Just because a service is not listed in rc-update show does not mean it is not running.

----------

## wildbug

```
# rc-update show

             bootmisc | boot                                          

          consolefont | boot                                          

           consolekit |      default                                  

                cupsd |      default                                  

                 dbus |      default                                  

                devfs |                                        sysinit

        device-mapper | boot                                          

                dmesg |                                        sysinit

                 fsck | boot                                          

             hostname | boot                                          

              hwclock | boot                                          

              keymaps | boot                                          

            killprocs |                        shutdown               

                local |      default nonetwork                        

           localmount | boot                                          

                  lvm | boot                                          

                mdadm |      default                                  

               mdraid | boot                                          

              modules | boot                                          

             mount-ro |                        shutdown               

                 mtab | boot                                          

            multipath | boot                                          

           multipathd |      default                                  

             net.eth0 |      default                                  

             net.eth1 |      default                                  

               net.lo | boot                                          

             netmount |      default                                  

                  nfs |      default                                  

             nfsmount |      default                                  

                 ntpd | boot                                          

              pbs_mom |      default                                  

            pbs_sched |      default                                  

           pbs_server |      default                                  

               procfs | boot                                          

                 root | boot                                          

            savecache |                        shutdown               

                 sshd |      default                                  

                 swap | boot                                          

               sysctl | boot                                          

         termencoding | boot                                          

                 udev |                                        sysinit

       udev-postmount |      default                                  

                 upsd |      default                                  

               upsdrv |      default                                  

               upsmon |      default                                  

              urandom | boot                                          

                  vgl |      default                                  

                  xdm |      default                                  

               xinetd |      default
```

FYI, /etc/init.d/mdadm is the monitoring daemon; there is no assembly.  /etc/init.d/mdraid is the one containing "mdadm -As".

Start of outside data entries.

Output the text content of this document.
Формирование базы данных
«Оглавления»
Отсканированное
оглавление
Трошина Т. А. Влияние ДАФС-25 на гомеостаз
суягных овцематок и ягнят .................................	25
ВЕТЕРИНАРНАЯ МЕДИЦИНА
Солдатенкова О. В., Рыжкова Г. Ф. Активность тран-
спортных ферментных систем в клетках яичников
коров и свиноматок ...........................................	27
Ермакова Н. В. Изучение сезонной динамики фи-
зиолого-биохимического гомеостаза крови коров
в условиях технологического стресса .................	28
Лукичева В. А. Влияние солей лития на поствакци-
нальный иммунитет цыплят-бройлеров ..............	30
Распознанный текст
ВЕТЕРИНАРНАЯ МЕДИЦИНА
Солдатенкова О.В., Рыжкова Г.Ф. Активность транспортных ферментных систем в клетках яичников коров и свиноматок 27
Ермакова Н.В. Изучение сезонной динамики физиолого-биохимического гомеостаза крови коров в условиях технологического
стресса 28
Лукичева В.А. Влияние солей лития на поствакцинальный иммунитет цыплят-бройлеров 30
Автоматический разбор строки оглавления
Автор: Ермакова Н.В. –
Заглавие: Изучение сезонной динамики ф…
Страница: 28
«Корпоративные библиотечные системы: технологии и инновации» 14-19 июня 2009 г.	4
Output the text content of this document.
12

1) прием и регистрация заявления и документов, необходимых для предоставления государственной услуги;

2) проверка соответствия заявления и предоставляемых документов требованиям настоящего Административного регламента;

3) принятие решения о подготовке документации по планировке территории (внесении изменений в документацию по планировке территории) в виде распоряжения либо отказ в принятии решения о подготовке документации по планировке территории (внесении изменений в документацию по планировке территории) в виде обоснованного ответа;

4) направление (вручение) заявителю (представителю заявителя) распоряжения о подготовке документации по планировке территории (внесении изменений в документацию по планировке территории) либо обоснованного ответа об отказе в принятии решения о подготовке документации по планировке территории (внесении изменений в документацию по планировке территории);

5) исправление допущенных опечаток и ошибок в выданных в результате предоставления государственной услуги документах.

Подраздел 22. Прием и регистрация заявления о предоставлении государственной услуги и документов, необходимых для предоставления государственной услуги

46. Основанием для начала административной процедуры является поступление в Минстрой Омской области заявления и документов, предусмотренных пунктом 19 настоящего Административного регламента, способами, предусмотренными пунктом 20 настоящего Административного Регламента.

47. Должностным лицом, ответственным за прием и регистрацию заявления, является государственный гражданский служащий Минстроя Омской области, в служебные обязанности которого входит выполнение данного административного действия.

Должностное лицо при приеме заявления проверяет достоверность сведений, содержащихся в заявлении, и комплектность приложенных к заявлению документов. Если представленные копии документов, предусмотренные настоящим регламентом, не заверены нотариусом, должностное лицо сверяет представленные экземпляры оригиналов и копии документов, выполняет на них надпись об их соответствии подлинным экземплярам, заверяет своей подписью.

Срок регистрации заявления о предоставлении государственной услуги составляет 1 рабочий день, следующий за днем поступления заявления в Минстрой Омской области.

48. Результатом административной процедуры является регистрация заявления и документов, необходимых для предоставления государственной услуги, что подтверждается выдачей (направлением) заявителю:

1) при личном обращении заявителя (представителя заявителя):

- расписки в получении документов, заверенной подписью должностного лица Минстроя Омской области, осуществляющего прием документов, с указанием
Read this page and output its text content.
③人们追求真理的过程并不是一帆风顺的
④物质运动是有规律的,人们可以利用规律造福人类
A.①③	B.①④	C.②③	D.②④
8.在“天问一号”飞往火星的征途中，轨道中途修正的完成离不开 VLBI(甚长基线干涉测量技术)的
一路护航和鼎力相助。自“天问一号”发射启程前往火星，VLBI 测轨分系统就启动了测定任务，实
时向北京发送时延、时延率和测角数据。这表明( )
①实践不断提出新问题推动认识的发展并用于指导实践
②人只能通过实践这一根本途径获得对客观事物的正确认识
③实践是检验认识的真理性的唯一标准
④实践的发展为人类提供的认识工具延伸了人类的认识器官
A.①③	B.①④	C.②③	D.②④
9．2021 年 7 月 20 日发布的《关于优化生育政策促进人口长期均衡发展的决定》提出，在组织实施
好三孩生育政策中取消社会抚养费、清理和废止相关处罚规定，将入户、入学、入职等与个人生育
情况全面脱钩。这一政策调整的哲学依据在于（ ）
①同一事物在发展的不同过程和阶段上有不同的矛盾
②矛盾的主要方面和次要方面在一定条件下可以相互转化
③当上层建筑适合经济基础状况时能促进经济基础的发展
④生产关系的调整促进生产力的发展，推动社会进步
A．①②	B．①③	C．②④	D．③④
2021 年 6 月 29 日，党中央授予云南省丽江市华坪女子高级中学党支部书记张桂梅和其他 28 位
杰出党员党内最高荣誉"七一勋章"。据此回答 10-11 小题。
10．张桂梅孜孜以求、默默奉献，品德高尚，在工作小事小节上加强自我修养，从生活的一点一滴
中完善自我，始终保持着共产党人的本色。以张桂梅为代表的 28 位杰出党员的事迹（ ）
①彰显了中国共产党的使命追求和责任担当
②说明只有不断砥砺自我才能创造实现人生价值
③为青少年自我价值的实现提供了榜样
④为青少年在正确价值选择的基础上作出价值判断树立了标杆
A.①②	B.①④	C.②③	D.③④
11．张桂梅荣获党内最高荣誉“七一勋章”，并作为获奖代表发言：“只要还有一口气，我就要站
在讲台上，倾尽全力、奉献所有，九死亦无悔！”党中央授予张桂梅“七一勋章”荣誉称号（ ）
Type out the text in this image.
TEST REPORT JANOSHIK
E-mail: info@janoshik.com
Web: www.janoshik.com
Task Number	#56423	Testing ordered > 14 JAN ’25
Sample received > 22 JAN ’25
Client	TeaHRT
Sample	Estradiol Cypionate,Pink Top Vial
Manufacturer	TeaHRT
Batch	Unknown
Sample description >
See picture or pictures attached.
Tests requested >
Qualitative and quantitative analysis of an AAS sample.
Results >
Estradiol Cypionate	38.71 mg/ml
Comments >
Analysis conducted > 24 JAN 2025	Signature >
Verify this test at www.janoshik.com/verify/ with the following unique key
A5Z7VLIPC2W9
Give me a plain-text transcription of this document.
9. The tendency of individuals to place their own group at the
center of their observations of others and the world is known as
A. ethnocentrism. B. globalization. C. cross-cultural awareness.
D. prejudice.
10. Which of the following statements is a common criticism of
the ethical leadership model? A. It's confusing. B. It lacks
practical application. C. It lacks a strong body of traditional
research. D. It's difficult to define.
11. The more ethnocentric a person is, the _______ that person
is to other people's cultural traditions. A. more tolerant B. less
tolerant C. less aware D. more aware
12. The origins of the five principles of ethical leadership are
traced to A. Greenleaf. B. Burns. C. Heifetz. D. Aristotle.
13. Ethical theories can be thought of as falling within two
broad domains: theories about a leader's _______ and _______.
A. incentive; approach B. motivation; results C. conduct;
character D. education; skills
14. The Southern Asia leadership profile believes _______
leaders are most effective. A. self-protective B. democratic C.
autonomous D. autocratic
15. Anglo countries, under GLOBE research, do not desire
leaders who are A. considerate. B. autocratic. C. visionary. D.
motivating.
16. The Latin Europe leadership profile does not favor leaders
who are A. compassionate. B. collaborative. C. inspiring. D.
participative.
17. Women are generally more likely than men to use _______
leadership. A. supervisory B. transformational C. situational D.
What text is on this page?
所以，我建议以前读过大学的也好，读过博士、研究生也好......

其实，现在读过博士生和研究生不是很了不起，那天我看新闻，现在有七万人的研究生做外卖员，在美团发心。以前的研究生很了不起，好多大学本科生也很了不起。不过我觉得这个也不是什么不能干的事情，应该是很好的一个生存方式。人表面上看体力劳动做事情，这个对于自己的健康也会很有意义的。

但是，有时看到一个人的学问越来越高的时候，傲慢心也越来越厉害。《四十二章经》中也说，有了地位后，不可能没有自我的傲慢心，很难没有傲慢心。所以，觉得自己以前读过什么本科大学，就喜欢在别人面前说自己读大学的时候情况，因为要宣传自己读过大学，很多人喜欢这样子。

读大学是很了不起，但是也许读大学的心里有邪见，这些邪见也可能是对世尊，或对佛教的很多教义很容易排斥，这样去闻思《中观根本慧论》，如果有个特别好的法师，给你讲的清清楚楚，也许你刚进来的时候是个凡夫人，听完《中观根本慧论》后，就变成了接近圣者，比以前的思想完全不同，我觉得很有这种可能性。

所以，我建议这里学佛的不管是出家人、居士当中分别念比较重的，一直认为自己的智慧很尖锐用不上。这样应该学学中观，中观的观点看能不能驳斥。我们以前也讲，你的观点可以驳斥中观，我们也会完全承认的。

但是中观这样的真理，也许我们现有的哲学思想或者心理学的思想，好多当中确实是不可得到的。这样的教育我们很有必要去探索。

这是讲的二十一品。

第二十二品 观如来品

But look at my OP again, specifically the first code block.  That's output from the rc_logger for the boot runlevel.  You can see the order of services being executed -- hwclock, modules, multipath, mdraid, etc.  When it hits mdraid, it declares that the md devices are already assembled.  That means that something is putting them together AFTER kernel autodetect and BEFORE mdraid.

When I first posted this, I didn't realize there was a sysinit runlevel before boot.  There are three services in sysinit -- devfs, dmesg, and udev.  It's possible that udev or devfs is triggering the md devices (which is what I was getting at in my second post).  I'm not intimately familiar with either of those.

----------

## wildbug

Here's my complete dmesg:  http://pastebin.com/raw.php?i=QGq7wit4

Here's an excerpt of the array assembly timeline:

```
[    6.778542] md/raid1:md127: active with 2 out of 2 mirrors

[    7.618775] udev[2822]: starting version 164

[    7.772809] md/raid1:md126: active with 2 out of 2 mirrors

[    8.282715] md/raid:md10: raid level 6 active with 9 out of 9 devices, algorithm 2

[    8.401377] md/raid:md11: raid level 6 active with 9 out of 9 devices, algorithm 2

[   17.420690] md/raid:md125: raid level 5 active with 6 out of 6 devices, algorithm 2

[   17.845425] md/raid:md12: raid level 6 active with 9 out of 9 devices, algorithm 2

[   18.108825] md/raid:md13: raid level 6 active with 9 out of 9 devices, algorithm 2

[   20.816985] device-mapper: multipath: version 1.3.0 loaded

[   21.021549] device-mapper: table: 253:0: multipath: error getting device
```

----------

## wildbug

Yep, udev is the culprit.  The rule /lib/udev/rules.d/64-md-raid.rules (supplied by sys-fs/mdadm) calls "mdadm --incremental" on the device.  If I remove that file, md arrays are not automatically assembled.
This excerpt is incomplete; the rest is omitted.